SwiftPay already has a strong gradient-boosted tree baseline, but leadership wants to understand whether a neural network can improve AUC-PR and recall at low FPR while maintaining tight latency and explainability requirements.
This question is intentionally framed like: “Discuss the architecture of a neural network you recently built. Why did you choose that specific topology?”—but grounded in a realistic production setting.
Dataset
You are given a curated training set built from the last 90 days of traffic.

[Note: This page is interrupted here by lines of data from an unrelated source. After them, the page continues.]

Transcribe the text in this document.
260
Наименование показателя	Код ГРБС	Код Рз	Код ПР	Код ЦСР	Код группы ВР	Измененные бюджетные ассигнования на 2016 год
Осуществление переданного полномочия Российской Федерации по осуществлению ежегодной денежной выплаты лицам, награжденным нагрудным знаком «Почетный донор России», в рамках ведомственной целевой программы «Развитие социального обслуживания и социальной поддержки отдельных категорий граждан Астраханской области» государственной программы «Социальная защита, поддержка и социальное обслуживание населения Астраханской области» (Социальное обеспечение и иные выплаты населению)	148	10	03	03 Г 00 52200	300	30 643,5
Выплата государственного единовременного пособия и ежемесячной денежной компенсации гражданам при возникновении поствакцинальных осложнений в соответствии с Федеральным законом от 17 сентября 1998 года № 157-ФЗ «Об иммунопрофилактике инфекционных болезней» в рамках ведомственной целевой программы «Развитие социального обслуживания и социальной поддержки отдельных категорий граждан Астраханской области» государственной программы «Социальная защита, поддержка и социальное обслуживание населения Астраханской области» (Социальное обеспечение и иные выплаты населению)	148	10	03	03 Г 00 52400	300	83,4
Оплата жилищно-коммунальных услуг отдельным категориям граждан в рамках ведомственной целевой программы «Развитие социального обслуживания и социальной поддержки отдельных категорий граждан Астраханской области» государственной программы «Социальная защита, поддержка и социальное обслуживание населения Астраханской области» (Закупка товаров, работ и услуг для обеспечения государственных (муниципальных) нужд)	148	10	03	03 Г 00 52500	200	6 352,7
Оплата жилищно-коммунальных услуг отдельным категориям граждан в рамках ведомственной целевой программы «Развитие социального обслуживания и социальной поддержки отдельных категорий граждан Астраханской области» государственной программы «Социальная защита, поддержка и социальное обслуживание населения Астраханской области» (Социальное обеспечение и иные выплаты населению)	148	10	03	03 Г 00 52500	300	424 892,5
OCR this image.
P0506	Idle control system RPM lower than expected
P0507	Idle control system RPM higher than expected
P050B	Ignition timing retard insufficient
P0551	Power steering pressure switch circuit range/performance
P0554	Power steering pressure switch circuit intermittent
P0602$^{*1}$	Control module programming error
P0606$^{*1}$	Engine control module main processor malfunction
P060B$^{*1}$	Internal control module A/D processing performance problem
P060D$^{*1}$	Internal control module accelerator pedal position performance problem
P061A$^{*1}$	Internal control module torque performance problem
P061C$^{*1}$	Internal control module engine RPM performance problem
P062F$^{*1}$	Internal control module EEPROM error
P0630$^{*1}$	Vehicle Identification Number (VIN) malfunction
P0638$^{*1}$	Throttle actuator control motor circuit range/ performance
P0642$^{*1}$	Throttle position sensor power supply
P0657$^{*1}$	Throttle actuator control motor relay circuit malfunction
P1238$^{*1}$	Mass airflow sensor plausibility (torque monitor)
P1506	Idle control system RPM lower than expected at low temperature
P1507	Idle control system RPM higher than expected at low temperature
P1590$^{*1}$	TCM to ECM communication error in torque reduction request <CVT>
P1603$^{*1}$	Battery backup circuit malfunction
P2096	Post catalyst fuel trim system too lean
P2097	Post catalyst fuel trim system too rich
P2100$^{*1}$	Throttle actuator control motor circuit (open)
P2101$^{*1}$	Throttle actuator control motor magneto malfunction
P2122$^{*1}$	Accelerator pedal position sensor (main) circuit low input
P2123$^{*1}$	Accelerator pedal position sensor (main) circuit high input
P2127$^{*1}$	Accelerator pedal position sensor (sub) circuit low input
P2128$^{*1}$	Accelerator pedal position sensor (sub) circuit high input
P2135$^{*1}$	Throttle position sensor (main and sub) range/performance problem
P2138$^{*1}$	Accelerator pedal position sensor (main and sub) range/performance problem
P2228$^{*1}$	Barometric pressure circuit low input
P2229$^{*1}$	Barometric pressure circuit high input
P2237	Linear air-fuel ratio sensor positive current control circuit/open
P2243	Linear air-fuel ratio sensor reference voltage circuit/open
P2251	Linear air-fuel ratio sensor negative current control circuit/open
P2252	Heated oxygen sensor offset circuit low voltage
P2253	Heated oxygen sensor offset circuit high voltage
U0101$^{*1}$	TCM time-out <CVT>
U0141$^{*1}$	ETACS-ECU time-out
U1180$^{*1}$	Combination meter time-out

| Feature Group | Count | Examples | Notes |
|---|
| Transaction attributes | 18 | amount, currency, merchant_category, is_recurring, channel | Heavy-tailed amounts; some leakage-prone fields removed |
| Customer behavior aggregates | 22 | txns_1h, txns_24h, spend_7d, distinct_merchants_30d | Computed from event streams; must be reproducible online |
| Device / network | 14 | device_fingerprint_hash, ip_asn, ip_country, user_agent_family | High-cardinality categoricals |
| Merchant risk signals | 9 | merchant_chargeback_rate_30d, merchant_age_days | Slowly changing |
| Temporal | 6 | hour_of_day, day_of_week, holiday_flag | Strong seasonality |
- Size: ~120M labeled transactions, 69 features
- Target: Binary — fraud_chargeback_within_60d (1) vs non-fraud (0)
- Class balance: 0.35% positive (highly imbalanced)
- Missing data: ~8% missing in device/network features (ad blockers, privacy settings), ~3% missing in aggregates for new customers
Success Criteria
You are optimizing for business outcomes and operational constraints:
- Recall ≥ 70% at FPR ≤ 0.20% on a time-based holdout week (fraud ops can only review a small fraction).
- AUC-PR ≥ 0.20 (baseline is ~0.16 on the same split).
- p95 inference latency ≤ 15 ms per transaction on CPU (single request), including preprocessing.
- Calibrated probabilities: Expected Calibration Error (ECE) ≤ 0.02 so risk thresholds are stable.
Constraints
- No data leakage: splits must be time-based; aggregates must be computed only from past data.
- Regulatory/compliance: must provide a reason code style explanation (top contributing features) for declines.
- Feature store parity: training features must match online features exactly.
- Model size: must fit in memory for a low-latency service (target < 50 MB).
Deliverables (what you must produce in the interview)
- Propose a neural network architecture/topology for this tabular + high-cardinality categorical problem (e.g., embeddings + MLP, wide&deep, DeepFM-style interactions, residual MLP).
- Explain why you chose that topology over alternatives (GBDT, logistic regression, pure MLP, transformer for tabular, etc.), explicitly tying choices to:
- imbalance and label noise (chargebacks)
- feature types (numerical + categorical + aggregates)
- latency and memory constraints
- calibration and thresholding needs
- Describe your training recipe: loss function, sampling strategy, regularization, early stopping, and hyperparameter tuning.
- Define your evaluation plan: metrics, time splits, and how you would pick an operating threshold.
- Explain how you would make the model explainable enough for compliance (e.g., SHAP on a surrogate, integrated gradients, monotonic constraints via feature engineering, reason-code mapping).